Erwin la miraba como si viera un fantasma.
-¡Erwin!- la felicidad de verlo con vida la hizo correr a sus brazos. Lo rodeó con sus brazos y fue correspondida al instante.
Ninguno de los dos era del tipo de dar abrazos con frecuencia, sin embargo, la ocación lo ameritaba.
Ambos tenían una conexión que sobrepasaba la amistad. Se entendían, se apoyaban, se tenían confianza, eran el amigo en el que podían recargar tu espalda y confiar tu vida.
Habían dudado si el otro seguía con vida, así que verse después de medio año de horrores y tensión, era un alivio indescifrable.
Así que se abrazaron, felices de verse otra vez.
-¡No puedo creer que tuviera razón!- dice la menor al separarse.
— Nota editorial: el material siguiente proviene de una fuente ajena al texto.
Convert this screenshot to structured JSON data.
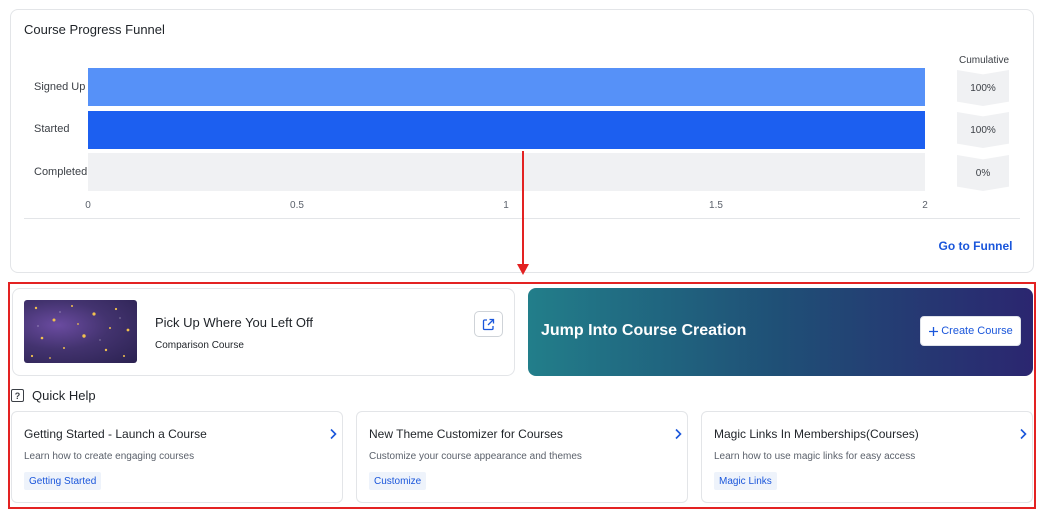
{
  "funnel": {
    "title": "Course Progress Funnel",
    "cumulative_header": "Cumulative",
    "rows": [
      {
        "label": "Signed Up",
        "value": 2,
        "cumulative": "100%",
        "color": "#5691f8"
      },
      {
        "label": "Started",
        "value": 2,
        "cumulative": "100%",
        "color": "#1c5ff0"
      },
      {
        "label": "Completed",
        "value": 0,
        "cumulative": "0%",
        "color": "#f0f1f3"
      }
    ],
    "ticks": [
      "0",
      "0.5",
      "1",
      "1.5",
      "2"
    ],
    "link_label": "Go to Funnel"
  },
  "resume": {
    "title": "Pick Up Where You Left Off",
    "course_name": "Comparison Course",
    "open_icon": "external-link-icon"
  },
  "create": {
    "title": "Jump Into Course Creation",
    "button_label": "Create Course",
    "button_icon": "plus-icon"
  },
  "quick_help": {
    "title": "Quick Help",
    "icon": "question-icon",
    "cards": [
      {
        "title": "Getting Started - Launch a Course",
        "description": "Learn how to create engaging courses",
        "tag": "Getting Started"
      },
      {
        "title": "New Theme Customizer for Courses",
        "description": "Customize your course appearance and themes",
        "tag": "Customize"
      },
      {
        "title": "Magic Links In Memberships(Courses)",
        "description": "Learn how to use magic links for easy access",
        "tag": "Magic Links"
      }
    ]
  },
  "colors": {
    "accent": "#1a56db",
    "annotation": "#e32222"
  }
}
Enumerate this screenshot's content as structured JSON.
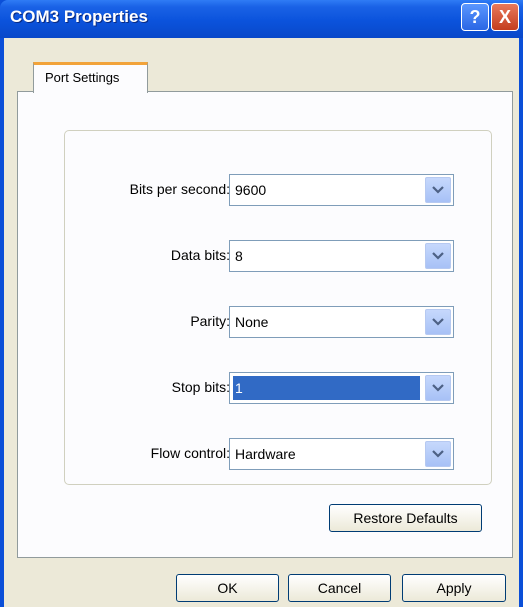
{
  "window": {
    "title": "COM3 Properties"
  },
  "titlebar_buttons": {
    "help": "?",
    "close": "X"
  },
  "tabs": [
    {
      "label": "Port Settings",
      "selected": true
    }
  ],
  "port_settings": {
    "bits_per_second": {
      "label": "Bits per second:",
      "value": "9600"
    },
    "data_bits": {
      "label": "Data bits:",
      "value": "8"
    },
    "parity": {
      "label": "Parity:",
      "value": "None"
    },
    "stop_bits": {
      "label": "Stop bits:",
      "value": "1"
    },
    "flow_control": {
      "label": "Flow control:",
      "value": "Hardware"
    },
    "restore_defaults": "Restore Defaults"
  },
  "footer": {
    "ok": "OK",
    "cancel": "Cancel",
    "apply": "Apply"
  },
  "colors": {
    "titlebar": "#0b53dc",
    "face": "#ece9d8",
    "selection": "#316ac5",
    "tab_accent": "#f2a33a"
  }
}
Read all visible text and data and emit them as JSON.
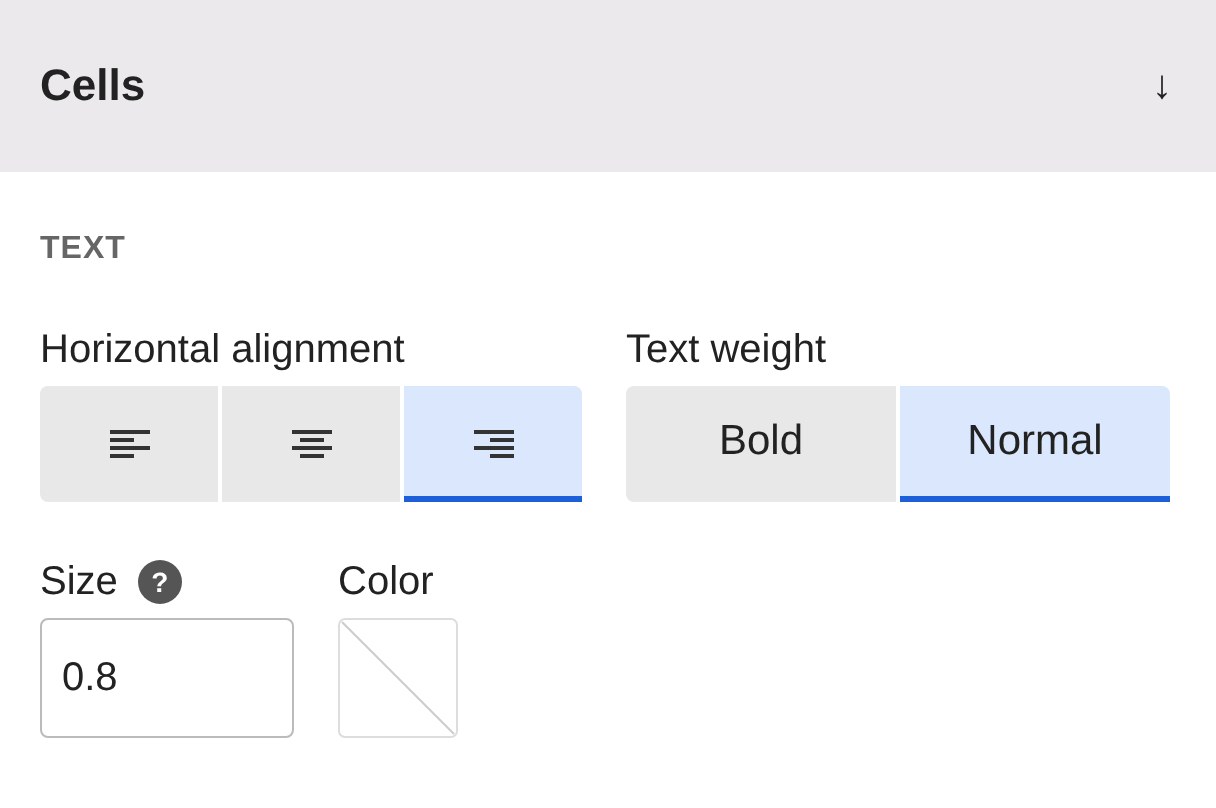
{
  "panel": {
    "title": "Cells",
    "toggle": "↓"
  },
  "section": "TEXT",
  "horizontal_alignment": {
    "label": "Horizontal alignment",
    "options": [
      {
        "kind": "left",
        "selected": false
      },
      {
        "kind": "center",
        "selected": false
      },
      {
        "kind": "right",
        "selected": true
      }
    ]
  },
  "text_weight": {
    "label": "Text weight",
    "options": [
      {
        "label": "Bold",
        "selected": false
      },
      {
        "label": "Normal",
        "selected": true
      }
    ]
  },
  "size": {
    "label": "Size",
    "help": "?",
    "value": "0.8"
  },
  "color": {
    "label": "Color"
  }
}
Tomando las mejillas del rubio. -¡En cuanto supe que escapaste del castillo tuve la esperanza de encontrarte aqui, y no me equivocaba!-
Erwin sonrió. -Menos mal me haz encontrado, supe que el soldado fue directo a matar al pastor Nick-
Daira tragó nerviosa. -Lo logró- baja la mirada. -Fue culpa mia, llegué muy tarde... otro segundo y ninguno de hubiera salvado-
Erwin la miró a los ojos. -¿Entonces todos están bien?-
-Están bien- asiente. -Se ocultan en un pueblo abandonado en medio del bosque, en el límite de Sina-
Erwin suspiró y sonrió ligeramente. -Gracias-
Daira asintió y le dió un último abrazo a su amigo. -Que alivio que estés bien-
Al separarse, Erwin miró al rededor. -No he venido solo-
Comenzaron a caminar al interior de la cede, en donde apenas atravezar el portico y la entrada abierta de dos puertas, pudo ver a muchos soldados de la policía militar.